CPCL seeks entire KG-D6 crude for Cauvery Basin Refinery

March 06, 2012 11:01 pm | Updated 11:01 pm IST - NEW DELHI:

A view of the CPCL oil pipeline at Nagapattinam. File Photo

A view of the CPCL oil pipeline at Nagapattinam. File Photo

Chennai Petroleum Corporation Limited (CPCL) has written to the Petroleum and Natural Gas Ministry seeking allocation of entire KG-D6 crude oil production for the Cauvery Basin Refinery (CBR) at Nagapattinam in order to sustain CBR operations and achieve increased capacity utilisation.

In a letter to the Petroleum Ministry, CPCL has also sought assistance of the Ministry for resuming supply of PY-3 crude. The company has CBR at Nagapattinam with a crude thruput capacity of one million tonnes per annum. CBR is a simple topping refinery and, hence, has been operating at only about 60 per cent capacity due to non-availability of suitable ultra low sulphur crude. CBR has been processing Narimanam, PY-03, KG-D6 (RIL) and Rawa crude.

Due to berthing restrictions and tankage limitations, imported crude cannot be brought to CBR. Narimanam crude is normally available to the extent of 20 tonnes (max) a month and PY-03, 13 tonnes (max) a month. However, PY-03 production had been stopped since August 2011 due to certain statutory and licensing issues.

The letter states that CPCL has been procuring KG-D6 crude from Reliance since 2009 and was able to achieve 700 tonnes of crude processing during 2010-11. However, in 2011-12, CBR could achieve only 580 tonnes of crude thruput due to reduced availability of KG-D6 crude on account of sharing of the same with Hindustan Petroleum Corporation Limited (HPCL). RIL has projected a production rate of 30-35 tonnes a month which is sufficient only to meet CBR requirement and, hence, the entire KG-D6 crude needed to be allocated to CPCL, it said.

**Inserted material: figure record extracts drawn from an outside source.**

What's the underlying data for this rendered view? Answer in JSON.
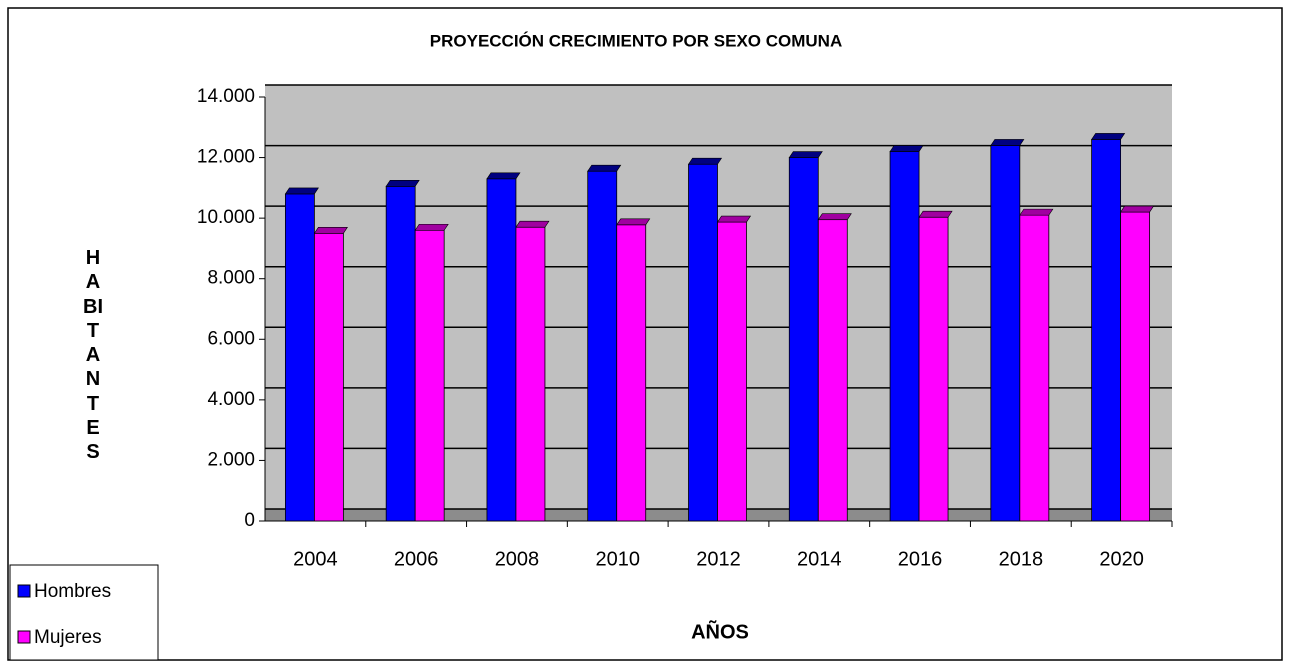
{
  "chart_data": {
    "type": "bar",
    "title": "PROYECCIÓN CRECIMIENTO POR SEXO COMUNA",
    "x_label": "AÑOS",
    "y_label": "HABITANTES",
    "categories": [
      "2004",
      "2006",
      "2008",
      "2010",
      "2012",
      "2014",
      "2016",
      "2018",
      "2020"
    ],
    "series": [
      {
        "name": "Hombres",
        "color": "#0000ff",
        "values": [
          10800,
          11050,
          11300,
          11550,
          11780,
          12000,
          12200,
          12400,
          12600
        ]
      },
      {
        "name": "Mujeres",
        "color": "#ff00ff",
        "values": [
          9500,
          9600,
          9700,
          9780,
          9870,
          9950,
          10030,
          10100,
          10200
        ]
      }
    ],
    "ylim": [
      0,
      14000
    ],
    "yticks": [
      0,
      {
        "value": 2000,
        "label": "2.000"
      },
      {
        "value": 4000,
        "label": "4.000"
      },
      {
        "value": 6000,
        "label": "6.000"
      },
      {
        "value": 8000,
        "label": "8.000"
      },
      {
        "value": 10000,
        "label": "10.000"
      },
      {
        "value": 12000,
        "label": "12.000"
      },
      {
        "value": 14000,
        "label": "14.000"
      }
    ],
    "grid": true,
    "legend": "bottom-left"
  }
}
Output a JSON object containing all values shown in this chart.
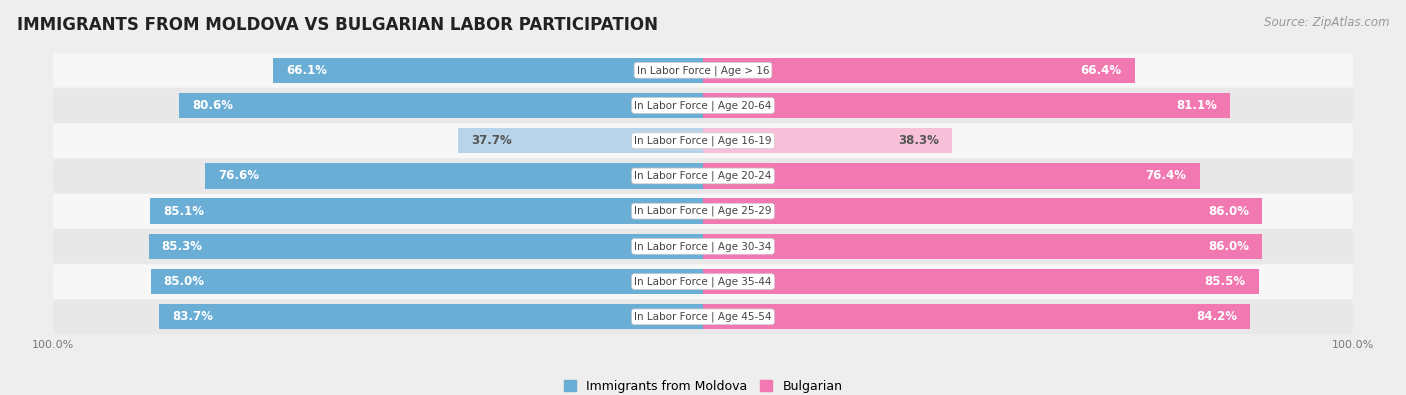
{
  "title": "IMMIGRANTS FROM MOLDOVA VS BULGARIAN LABOR PARTICIPATION",
  "source": "Source: ZipAtlas.com",
  "categories": [
    "In Labor Force | Age > 16",
    "In Labor Force | Age 20-64",
    "In Labor Force | Age 16-19",
    "In Labor Force | Age 20-24",
    "In Labor Force | Age 25-29",
    "In Labor Force | Age 30-34",
    "In Labor Force | Age 35-44",
    "In Labor Force | Age 45-54"
  ],
  "moldova_values": [
    66.1,
    80.6,
    37.7,
    76.6,
    85.1,
    85.3,
    85.0,
    83.7
  ],
  "bulgarian_values": [
    66.4,
    81.1,
    38.3,
    76.4,
    86.0,
    86.0,
    85.5,
    84.2
  ],
  "moldova_color": "#6aaed6",
  "moldova_color_light": "#b8d4ea",
  "bulgarian_color": "#f178b0",
  "bulgarian_color_light": "#f8c0d8",
  "bg_color": "#eeeeee",
  "row_bg_light": "#f7f7f7",
  "row_bg_dark": "#e8e8e8",
  "title_fontsize": 12,
  "source_fontsize": 8.5,
  "bar_label_fontsize": 8.5,
  "category_fontsize": 7.5,
  "legend_fontsize": 9,
  "axis_label_fontsize": 8
}
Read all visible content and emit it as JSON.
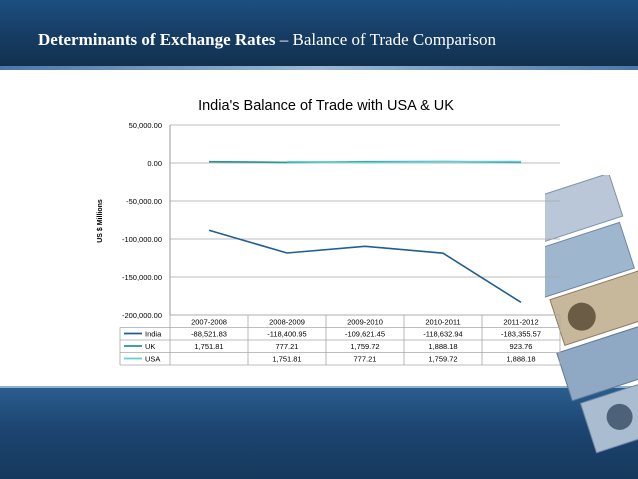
{
  "slide": {
    "title_bold": "Determinants of Exchange Rates",
    "title_rest": " – Balance of Trade Comparison"
  },
  "colors": {
    "header": "#1a4672",
    "india": "#1f5e91",
    "uk": "#27939a",
    "usa": "#5fd0d6"
  },
  "decoration": {
    "description_icon": "banknotes-icon"
  },
  "chart_data": {
    "type": "line",
    "title": "India's Balance of Trade with USA & UK",
    "xlabel": "",
    "ylabel": "US $ Millions",
    "ylim": [
      -200000,
      50000
    ],
    "y_ticks": [
      "50,000.00",
      "0.00",
      "-50,000.00",
      "-100,000.00",
      "-150,000.00",
      "-200,000.00"
    ],
    "y_tick_values": [
      50000,
      0,
      -50000,
      -100000,
      -150000,
      -200000
    ],
    "grid": true,
    "legend": "bottom-table",
    "categories": [
      "2007-2008",
      "2008-2009",
      "2009-2010",
      "2010-2011",
      "2011-2012"
    ],
    "series": [
      {
        "name": "India",
        "values": [
          -88521.83,
          -118400.95,
          -109621.45,
          -118632.94,
          -183355.57
        ],
        "labels": [
          "-88,521.83",
          "-118,400.95",
          "-109,621.45",
          "-118,632.94",
          "-183,355.57"
        ]
      },
      {
        "name": "UK",
        "values": [
          1751.81,
          777.21,
          1759.72,
          1888.18,
          923.76
        ],
        "labels": [
          "1,751.81",
          "777.21",
          "1,759.72",
          "1,888.18",
          "923.76"
        ]
      },
      {
        "name": "USA",
        "values": [
          null,
          1751.81,
          777.21,
          1759.72,
          1888.18
        ],
        "labels": [
          "",
          "1,751.81",
          "777.21",
          "1,759.72",
          "1,888.18"
        ]
      }
    ]
  }
}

It has also urged the Petroleum Ministry to hasten the process of appointment of independent directors which has been hanging fire for a long time.

As per Clause-49 of the Listing Agreement (SEBI guidelines) and guidelines issued by the Department of Public Enterprises, CPCL should have at least 50 per cent of its directors as independent directors.

In line with the guidelines, CPCL should have 8 independent directors apart from other directors — managing director, 3 functional directors, 2 directors, representing NIOC and 2 directors, representing IOCL.

However, the present strength of independent directors is three.